The Minnesota Board of Animal Health today announced that the final group of nine elk from an Aitkin County elk herd has tested negative for Chronic Wasting Disease. These findings mean all 48 elk from the Aitkin County farm have tested negative.

The Aitkin County herd has been held under quarantine since Aug. 30, when CWD was detected in a single adult male elk. The final group of nine elk to be tested was shipped to the University of Minnesota’s Veterinary Diagnostic Laboratory in St. Paul, where they were euthanized. Veterinarians took tissue samples from each animal and submitted them to the U.S. Department of Agriculture’s National Veterinary Services Laboratory in Ames, Iowa, for testing.

Minnesota Board of Animal Health Executive Director Bill Hartmann said these results are encouraging.

“To date all testing in farmed and free-ranging deer in Aitkin County has been negative,” Hartmann said. “We are encouraged that preliminary results indicate that CWD has not spread from the single infected animal.”

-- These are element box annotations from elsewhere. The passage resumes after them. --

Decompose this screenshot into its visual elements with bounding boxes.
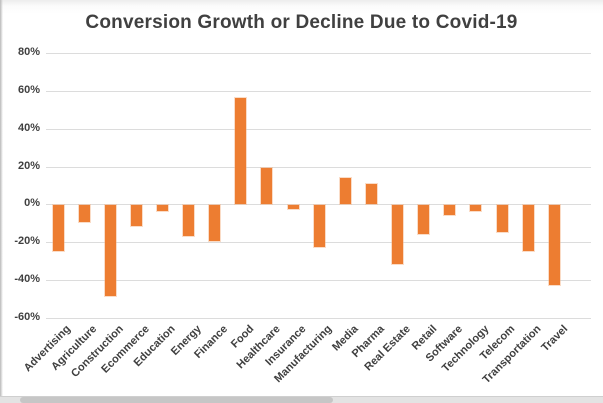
bar-real-estate [392,205,404,265]
bar-manufacturing [313,205,325,248]
bar-telecom [496,205,508,232]
bar-healthcare [261,168,273,205]
bar-finance [209,205,221,242]
bar-media [339,177,351,205]
plot-area [46,53,591,319]
bar-retail [418,205,430,234]
bar-education [156,205,168,212]
y-tick-label: 0% [24,197,40,210]
chart-title: Conversion Growth or Decline Due to Covi… [85,12,518,33]
gridline--60 [46,318,591,319]
y-tick-label: -20% [14,235,40,248]
window-left-edge [0,0,3,403]
bar-insurance [287,205,299,210]
bar-advertising [52,205,64,251]
gridline-60 [46,90,591,92]
y-tick-label: 20% [17,159,40,172]
window-bottom-strip [0,396,603,403]
bar-transportation [522,205,534,251]
horizontal-scrollbar-thumb[interactable] [20,397,333,403]
y-tick-label: -40% [14,273,40,286]
y-tick-label: 80% [17,46,40,58]
bar-agriculture [78,205,90,223]
bar-food [235,98,247,205]
gridline-0 [46,204,591,206]
bar-pharma [365,183,377,205]
y-tick-label: 40% [17,121,40,134]
bar-travel [548,205,560,285]
bar-energy [183,205,195,236]
y-tick-label: -60% [14,311,40,323]
bar-technology [470,205,482,212]
bar-construction [104,205,116,297]
gridline--40 [46,280,591,282]
bar-software [444,205,456,215]
bar-ecommerce [130,205,142,227]
x-tick-label-travel: Travel [538,323,570,354]
gridline-80 [46,53,591,54]
gridline-20 [46,166,591,168]
gridline-40 [46,128,591,130]
y-tick-label: 60% [17,83,40,96]
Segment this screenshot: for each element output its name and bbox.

The only confirmed case of CWD in Minnesota was the single male elk that died on the Aitkin County farm. State animal health officials decided to euthanize the entire herd because it is thought that CWD may be transmitted by animal-to-animal contact and the only way to test an animal for CWD is to obtain a brain sample.

“Now that all 48 elk in the Aitkin herd have tested negative, we’ll continue our investigation outside the Aitkin County herd,” Hartmann said. “Discussions are underway with USDA concerning the disposition of the two quarantined herds that remain in Stearns and Benton counties.”

In addition to the Aitkin County herd being tested by Board of Animal Health, the Minnesota Department of Natural Resources is testing wild deer culled within a nine-square-mile area surrounding the farm. So far, 106 deer killed by DNR sharpshooters, archery hunters, area landowners and traffic accidents have been submitted for testing. The DNR has received 17 additional test results from those deer, all of which were negative. So far, 64 deer from the surveillance area have not tested positive for CWD.

Permits issued to landowners who agreed to harvest deer for sampling in the surveillance area have expired. The DNR will continue to accept deer killed by firearms and archery deer hunters in permit area 154 for CWD sampling.